Трое молодых ребят прицельно быстро шли по дороге в направлении к продовольственному магазину. Они были необычайно возбуждены; утром один из них, Толик Орешкин, выходя из подъезда многоэтажного дома, споткнулся и упал. Уже лежа на земле, он увидел лежащий в кустах целый рубль и, несмотря на ушибленное колено, схватил в руку лежащую банкноту и резво вскочил на ноги. До самого вечера Толик молчал, а когда из дома вышли его друзья Женя Кудрин и Денис Горин, он, загадочно улыбнувшись, вытащил из кармана брюк мятый, еще влажный от утренней росы рубль. Все были в восторге и пожелали друг другу чаще спотыкаться, а когда оказалось, что у Женьки в кармане было двадцать копеек, а Денис наскреб еще семнадцать копеек, они, разом соображая, притихли.
— Пацаны! Так это же рубль тридцать семь копеек — аккурат бутылка портвейна «Три семерки», — торжественно произнес Толик. Ребята переглянулись, и всем стало ясно, что они будут покупать.
— А может быть, все-таки купим плодово-ягодное вино за восемьдесят семь копеек, тоже неплохое вино, и сдача останется, а завтра, может, еще денег наскребем, — жалобно посоветовал Денис.
— Да уж нет, гулять так гулять, — ответил Толик, — а потом это мой рубль, что хочу, то и покупаю. Берем портвейн, мы уже взрослые пацаны, а не шкеты какие-то, пьющие всякую бормотуху.

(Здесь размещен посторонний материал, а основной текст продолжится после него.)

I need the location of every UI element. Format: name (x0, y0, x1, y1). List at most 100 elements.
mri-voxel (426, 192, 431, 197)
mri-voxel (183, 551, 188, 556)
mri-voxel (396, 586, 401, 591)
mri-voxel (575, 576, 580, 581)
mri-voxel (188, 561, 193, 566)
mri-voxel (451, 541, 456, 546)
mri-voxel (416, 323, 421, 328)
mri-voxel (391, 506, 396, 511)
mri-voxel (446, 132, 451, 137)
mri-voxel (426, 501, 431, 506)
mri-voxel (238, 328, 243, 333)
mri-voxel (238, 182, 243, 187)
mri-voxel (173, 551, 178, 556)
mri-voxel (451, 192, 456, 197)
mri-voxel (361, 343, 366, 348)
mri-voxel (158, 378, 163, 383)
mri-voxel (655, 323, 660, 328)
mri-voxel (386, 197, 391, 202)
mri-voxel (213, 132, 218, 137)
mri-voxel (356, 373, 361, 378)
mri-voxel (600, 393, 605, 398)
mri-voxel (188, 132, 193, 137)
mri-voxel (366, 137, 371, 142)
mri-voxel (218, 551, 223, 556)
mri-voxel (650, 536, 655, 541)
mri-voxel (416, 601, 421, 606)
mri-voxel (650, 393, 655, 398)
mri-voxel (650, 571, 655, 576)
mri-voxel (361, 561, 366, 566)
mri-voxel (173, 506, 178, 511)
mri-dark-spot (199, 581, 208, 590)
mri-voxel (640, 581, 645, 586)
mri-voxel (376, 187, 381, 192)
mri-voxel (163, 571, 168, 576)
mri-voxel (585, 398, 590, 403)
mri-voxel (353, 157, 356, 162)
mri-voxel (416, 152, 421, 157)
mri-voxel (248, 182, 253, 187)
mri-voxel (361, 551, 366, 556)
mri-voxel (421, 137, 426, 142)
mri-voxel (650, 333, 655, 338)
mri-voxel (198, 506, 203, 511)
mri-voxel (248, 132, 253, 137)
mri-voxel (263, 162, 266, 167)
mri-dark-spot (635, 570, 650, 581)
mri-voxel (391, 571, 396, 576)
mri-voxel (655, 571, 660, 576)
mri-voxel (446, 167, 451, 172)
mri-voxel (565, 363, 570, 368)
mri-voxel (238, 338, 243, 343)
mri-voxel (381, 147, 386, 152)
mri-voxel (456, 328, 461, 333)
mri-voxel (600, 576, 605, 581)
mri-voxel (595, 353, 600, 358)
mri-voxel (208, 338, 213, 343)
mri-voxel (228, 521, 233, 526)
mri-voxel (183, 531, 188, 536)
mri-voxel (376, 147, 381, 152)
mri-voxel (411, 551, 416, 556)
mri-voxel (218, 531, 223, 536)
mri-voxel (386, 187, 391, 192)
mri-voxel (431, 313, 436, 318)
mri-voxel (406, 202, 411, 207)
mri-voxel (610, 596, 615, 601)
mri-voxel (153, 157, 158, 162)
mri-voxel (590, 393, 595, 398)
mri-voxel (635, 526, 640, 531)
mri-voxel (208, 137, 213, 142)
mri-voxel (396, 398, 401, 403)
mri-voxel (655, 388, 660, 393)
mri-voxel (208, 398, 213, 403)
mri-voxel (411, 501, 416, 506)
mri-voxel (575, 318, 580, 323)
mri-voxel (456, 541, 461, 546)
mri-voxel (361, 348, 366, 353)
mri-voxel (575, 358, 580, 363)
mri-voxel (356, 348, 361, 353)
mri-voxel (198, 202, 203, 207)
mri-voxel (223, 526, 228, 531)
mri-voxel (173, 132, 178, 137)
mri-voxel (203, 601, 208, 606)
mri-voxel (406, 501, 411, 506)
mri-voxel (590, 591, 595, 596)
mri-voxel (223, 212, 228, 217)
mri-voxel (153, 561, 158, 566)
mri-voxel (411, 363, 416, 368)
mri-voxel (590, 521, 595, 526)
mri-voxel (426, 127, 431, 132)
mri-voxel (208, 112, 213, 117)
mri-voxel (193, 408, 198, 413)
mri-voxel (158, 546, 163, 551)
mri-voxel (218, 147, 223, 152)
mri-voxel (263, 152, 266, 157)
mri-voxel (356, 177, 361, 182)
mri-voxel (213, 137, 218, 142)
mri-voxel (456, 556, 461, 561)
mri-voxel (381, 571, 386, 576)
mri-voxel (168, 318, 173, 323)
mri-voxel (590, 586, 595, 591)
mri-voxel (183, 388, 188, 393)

Купив бутылку портвейна, ребята бодрым шагом пошли обратно к своему дому. Подойдя к одиноко стоявшему девятиэтажному дому, они направились в небольшой пролесок, состоящий из берез и старых осин. Еще год назад ребята нашли в этом пролеске несколько упавших деревьев, распилили их на четыре части и зарыли их как сваи в землю. А между этими сваями они прибили фанеру, которую нашли в мусорном баке у дома. Получилась небольшая комнатка, крышу которой они накрыли выкинутым кем-то за ненадобностью рубероидом и сверху завалили ветками и прутьями от деревьев, в изобилии валявшихся в пролеске.
В получившемся домике-шалаше они сделали из досок две небольшие лавки, а посередине поставили днищем наверх большое ведро — еще один дар помойки. И этот шалаш они назвали «голубятня», хотя никаких голубей там не было, да и никто из ребят их никогда не гонял. В этой «голубятне» они чаще всего и сидели по вечерам, пели под гитару всякие блатные песни, курили и иногда выпивали вино, когда появлялись деньги. Вот и сейчас они направились в «голубятню», в укромном месте которой всегда был «дежурный» стакан. Выпив по сто граммов портвейна, они разговорились, а Денис, как старший из них, достал из кармана полупустую пачку болгарских сигарет «Шипка» и угостил каждого сигаретой.
— Откуда такое богатство, Дениска? — спросил, затягиваясь сигаретой, Женя.
— Да по случаю в техникуме за пластиковый пакет выменял, курите, пацаны, — с ноткой благодетеля проговорил Денис.
— А откуда у тебя пластиковый пакет, это же такой дефицит, и делают такие пакеты только за «бугром»? — спросил Толик.